I am glad my wife hates coffee. She DOES spend money on girl scout cookies from time to time. She just purchased 30 boxes of girl scout cookies today! She will give some of the boxes out, and the rest will last about 7-8 weeks. Then she will get the hankering for girl scout cookies again later this year and do another big purchase. Maybe $350 a year on cookies, but that is a lot better than 3K plus on coffee and snacks.

I rarely drink coffee, and if I do it's a cup from our Kuerig. My wife does not drink coffee at all. Our kuerig barely get's used. I never use it in the summer time, and only want coffee in the winter or spring...and I only want a cup of coffee on the weekends...usually Saturday morning. So I only drink 1 cup a week, lol.

I spend about $60 to $80 a week on eating out for lunch, and we usually eat out for dinner once a week where I spend between $45 and $60. I could cut that down, eat lunch at home more often, but whenever I try to do that, I last 2 days then I'm back to eating lunch out, and I don't feel like I save much money eating lunch at home. I mean lunch meats are expensive these days, then you add in the chips that I buy to go with the sandwich I would make...it adds up. Eating microwaveable entrees cost $4 generally speaking which saves about $3 to $8 compared to fast food or fast casual, but microwaveable stuff is not good to eat all the time.

One thing I think we have gotten better about this year is eating home cooked meals for dinner. Tonight we were simple and made grill cheese sandwiches and tomato soup for dinner...Fairly inexpensive to do. Last night we had Crock Pot chicken with green beans and "instant" mash potato.

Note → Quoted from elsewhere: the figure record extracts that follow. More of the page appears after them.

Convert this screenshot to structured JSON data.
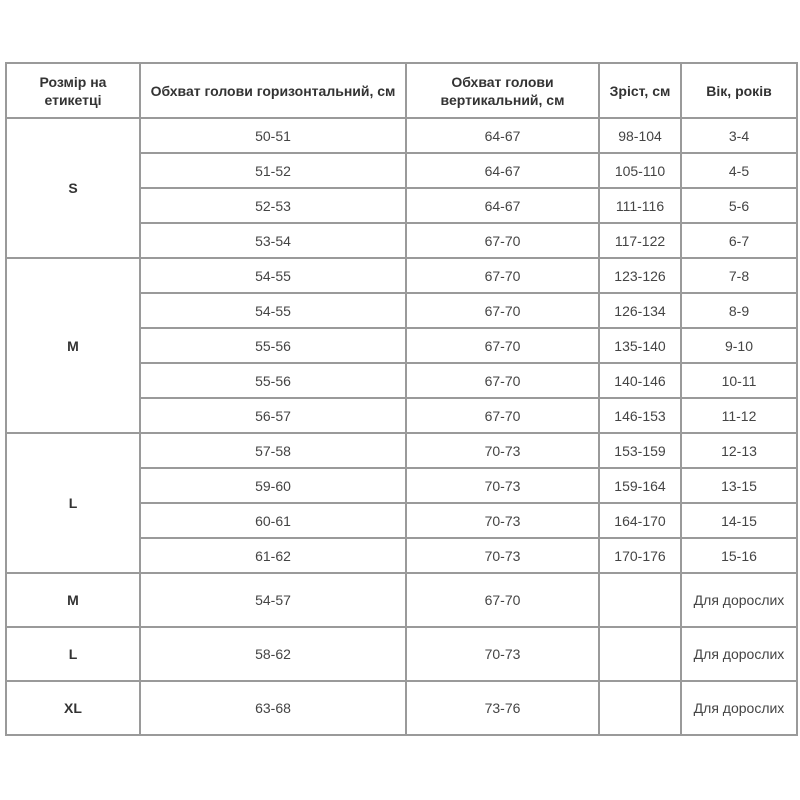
{
  "headers": [
    "Розмір на етикетці",
    "Обхват голови горизонтальний, см",
    "Обхват голови вертикальний, см",
    "Зріст, см",
    "Вік, років"
  ],
  "groups": [
    {
      "size": "S",
      "rows": [
        [
          "50-51",
          "64-67",
          "98-104",
          "3-4"
        ],
        [
          "51-52",
          "64-67",
          "105-110",
          "4-5"
        ],
        [
          "52-53",
          "64-67",
          "111-116",
          "5-6"
        ],
        [
          "53-54",
          "67-70",
          "117-122",
          "6-7"
        ]
      ]
    },
    {
      "size": "M",
      "rows": [
        [
          "54-55",
          "67-70",
          "123-126",
          "7-8"
        ],
        [
          "54-55",
          "67-70",
          "126-134",
          "8-9"
        ],
        [
          "55-56",
          "67-70",
          "135-140",
          "9-10"
        ],
        [
          "55-56",
          "67-70",
          "140-146",
          "10-11"
        ],
        [
          "56-57",
          "67-70",
          "146-153",
          "11-12"
        ]
      ]
    },
    {
      "size": "L",
      "rows": [
        [
          "57-58",
          "70-73",
          "153-159",
          "12-13"
        ],
        [
          "59-60",
          "70-73",
          "159-164",
          "13-15"
        ],
        [
          "60-61",
          "70-73",
          "164-170",
          "14-15"
        ],
        [
          "61-62",
          "70-73",
          "170-176",
          "15-16"
        ]
      ]
    },
    {
      "size": "M",
      "adult": true,
      "rows": [
        [
          "54-57",
          "67-70",
          "",
          "Для дорослих"
        ]
      ]
    },
    {
      "size": "L",
      "adult": true,
      "rows": [
        [
          "58-62",
          "70-73",
          "",
          "Для дорослих"
        ]
      ]
    },
    {
      "size": "XL",
      "adult": true,
      "rows": [
        [
          "63-68",
          "73-76",
          "",
          "Для дорослих"
        ]
      ]
    }
  ]
}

The one thing I would love to get rid of is our cable TV bill, but wife won't let that happen so we just pay the piper for Cable TV. Our Cable and Internet bill is like $310 a month. That is over $10 every day for cable and internet service. Sucks but I can't win that argument, and gave up on trying.
 
  • Like
Reactions: dunlopj
Our Cable and Internet bill is like $310 a month. That is over $10 every day for cable and internet service. Sucks but I can't win that argument, and gave up on trying.

Are you paying for a bunch of box rentals?

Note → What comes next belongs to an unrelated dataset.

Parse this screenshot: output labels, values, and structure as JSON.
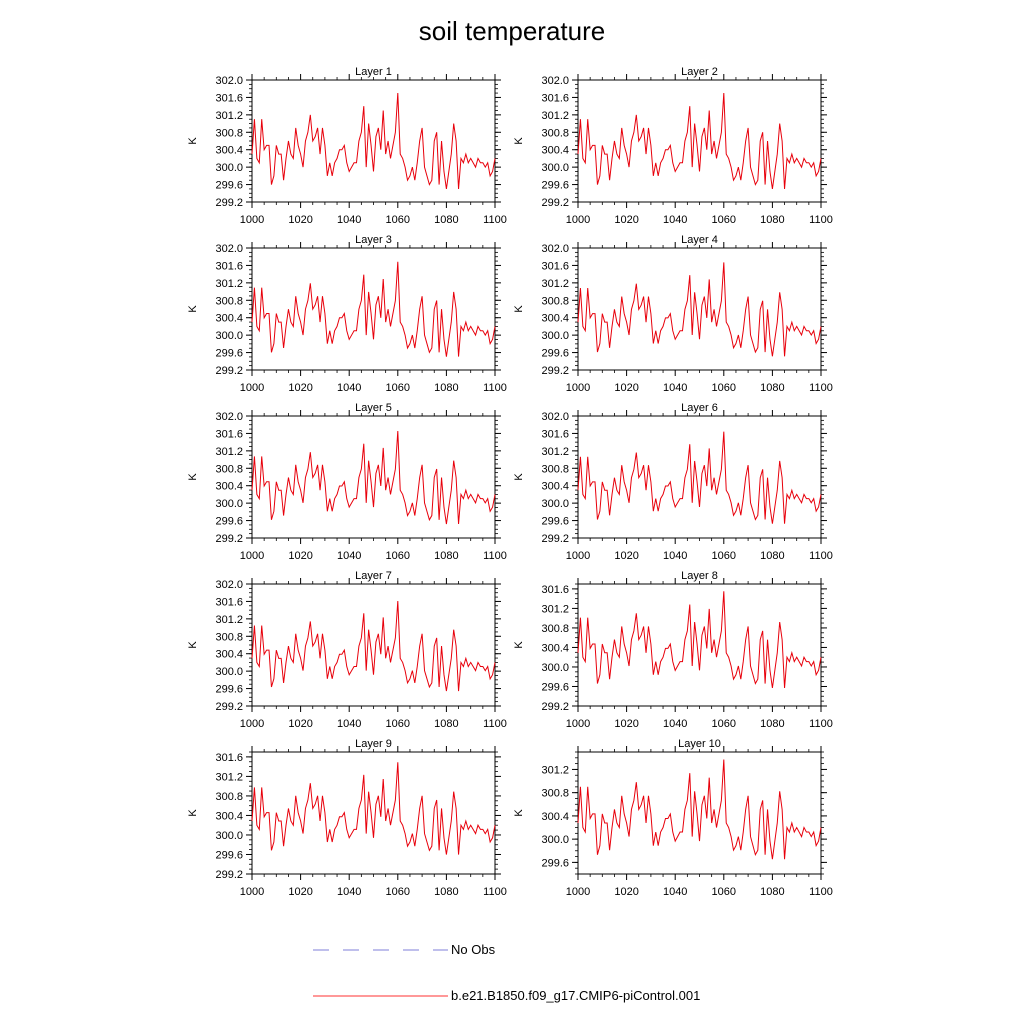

I've got 500Gb up and down from Verizon at $113 a month, and then I use streaming services. Even to replace your TV service with something like YouTube TV would be 65 per month, but you're not paying for all the stupid box and DVR fees.
 
Are you paying for a bunch of box rentals?

I've got 500Gb up and down from Verizon at $113 a month, and then I use streaming services. Even to replace your TV service with something like YouTube TV would be 65 per month, but you're not paying for all the stupid box and DVR fees.

Yes, we have 3 box rentals, and a modem/router rental. Our previous modem just died. It was 5 years old, and we replaced it at the Comcast store a couple weeks ago. We have been Comcast customers a real long time. The longer you are a customer, the more you get to pay for service! Strange how it works like that!

I have tried every avenue to cut the cable. Shown all the costs of the various streaming services multiple times. Wife won't have it.

We do have a Amazon Firestick with Prime, and I pay for Disney Plus, and we have Hulu as well. We can get Netflix when we want...Sister in Law has an account and barely uses it.
 
Yes, we have 3 box rentals, and a modem/router rental. Our previous modem just died. It was 5 years old, and we replaced it at the Comcast store a couple weeks ago. We have been Comcast customers a real long time. The longer you are a customer, the more you get to pay for service! Strange how it works like that!

I have tried every avenue to cut the cable. Shown all the costs of the various streaming services multiple times. Wife won't have it.

We do have a Amazon Firestick with Prime, and I pay for Disney Plus, and we have Hulu as well. We can get Netflix when we want...Sister in Law has an account and barely uses it.

YouTube TV is live tv though, with an unlimited DVR that works in any room in the house. I'd at least look at the channel lineup and see if you'd be missing anything.